На стремнине разгоняюсь, прямо в ушах свистит — неужели такое возможно на извилистой речке? — мчусь долго, без слов, без мыслей, одна чистая радость. Досадно, но она долгой не бывает — цепляюсь за ушедшую под воду ветку покляпой березы. Блеклые листики ее не так свободны, как я — черешки еще крепки и пока обеспечивают принадлежность к стае. Но родичи мои до того хмуро-молчаливы, что я не чувствую в них жизни и вполне могу счесть героями неодушевленными, вроде сладкой парочки — оторванного поплавка и винной пробки, дрейфующих неподалеку. Край железной сетки-рабицы здесь уходит под воду, будто хозяин участка, огородив себе кусочек личной терры, хотел и от общественной аквы что-нибудь себе отхватить. Гусей у него, впрочем, нет, но есть глупая скамейка на берегу — может быть, он курит на ней “Яву” по вечерам, спустив босые ноги в воду и считая на небе алые полосы или вспышки сверхновых. Еще у него есть телескоп на треноге, он иногда выносит его сюда в надежде разглядеть кольцо Сатурна или четыре спутника Юпитера. Карта звездного неба лет шестьдесят висит у него в изголовье, вечный друг и знак неменяющегося времени — он еще школьником варварски выдрал ее из детской энциклопедии, но карта почему-то до сих пор не выцвела, а наоборот, с каждым годом приобретает все большую глубину и кажется иллюминатором, через который можно глазеть в космическую черноту, содрогаясь от ужаса и великолепия. Иногда, как рыбак, он ждет, что на его удочку в небе клюнет золотая рыбка. Иногда, вправду, клюет, и он даже вытаскивает из сурово глядящей на него бездны несколько стихотворных строк, порой даже записывает, но чаще всего произносит вслух, отпуская туда, откуда пришли.
Откуда мы все пришли.
Всех этих глупостей не одобряет жена, которая давно построила свой Логос и Космос на шести сотках, цветущих, как райский сад, но требующих неустанного муравьиного труда на поддержание рая в надлежащем виде.
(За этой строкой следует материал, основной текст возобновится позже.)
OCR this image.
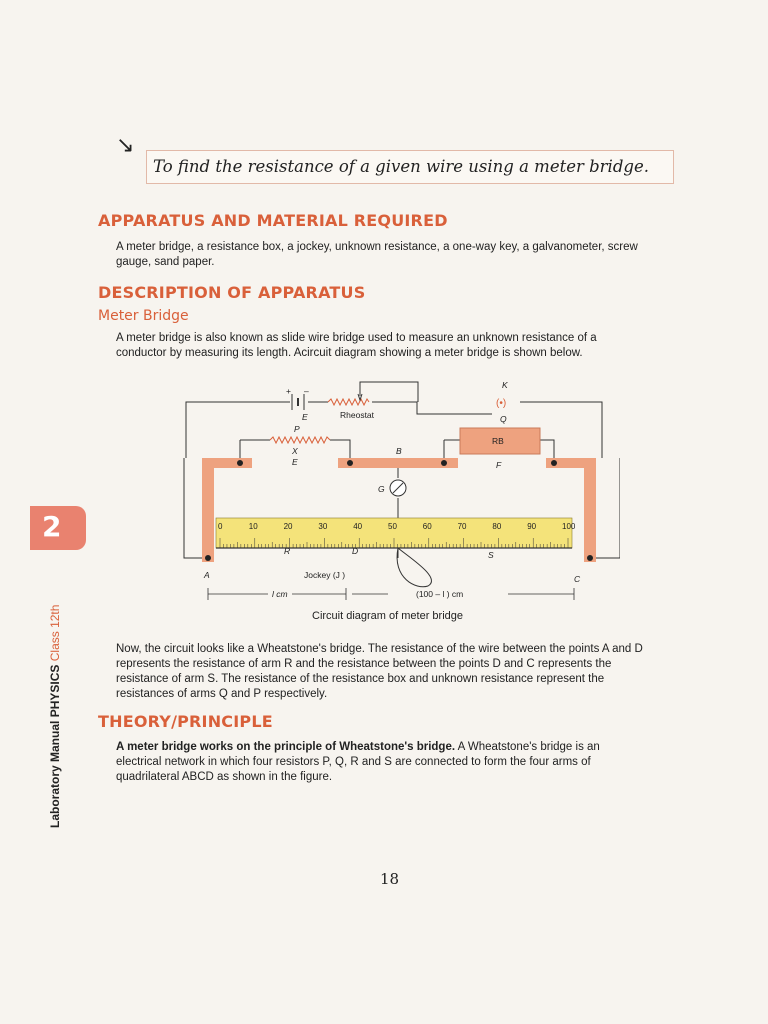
↘
To find the resistance of a given wire using a meter bridge.
APPARATUS AND MATERIAL REQUIRED
A meter bridge, a resistance box, a jockey, unknown resistance, a one-way key, a galvanometer, screw
gauge, sand paper.
DESCRIPTION OF APPARATUS
Meter Bridge
A meter bridge is also known as slide wire bridge used to measure an unknown resistance of a
conductor by measuring its length. Acircuit diagram showing a meter bridge is shown below.
+ –
E	Rheostat
K
(•)
Q
RB
F
P
X
E
B
G
0	10	20	30	40	50	60	70	80	90	100
R	D	S
A	C
Jockey (J )
l cm	(100 – l ) cm
Circuit diagram of meter bridge
Now, the circuit looks like a Wheatstone's bridge. The resistance of the wire between the points A and D
represents the resistance of arm R and the resistance between the points D and C represents the
resistance of arm S. The resistance of the resistance box and unknown resistance represent the
resistances of arms Q and P respectively.
THEORY/PRINCIPLE
A meter bridge works on the principle of Wheatstone's bridge. A Wheatstone's bridge is an
electrical network in which four resistors P, Q, R and S are connected to form the four arms of
quadrilateral ABCD as shown in the figure.
2
Laboratory Manual PHYSICS Class 12th
18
Хаоса она боится больше всего, ведь метафорическое переосмысление пройденного в юности курса термодинамики делает ее в своих глазах чем-то вроде воина Света — борясь с энтропией на территории, отведенной Богом, она знает, как чашечки мировых весов ее усилиями не то чтобы больше клонятся к добру, но хотя бы не сползают в другую сторону. Эти мистические направляющие не осознаются ею совершенно, заглянуть в подсознание не дает нехватка времени, да и врожденный страх перед химерами, хотя бы своими собственными. Поэтому внешне все выглядит, как перетаскивание ведер, лопат и леек из одного угла сада в другой, пока соседки интересуются через забор, не болеют ли помидоры фитофторой и как действует средство для отпугивания кротов. Ее детям непонятен тайный смысл земледельческого усердия — дети мегаполиса не умеют следовать природным ритмам. День и ночь, зима и лето — все в их мире неопределенно и подчинено капризам. Зимой можно не мерзнуть, а позагорать в Египте, ночь провести в интернете, отсыпаясь потом весь день. Так же относительны для них любовь, свобода, долг, честность и прочие неощутимые ценности, тоже связанные в своей основе с природными ритмами, а вовсе не с коллективными договорами обезумевших от анархии граждан.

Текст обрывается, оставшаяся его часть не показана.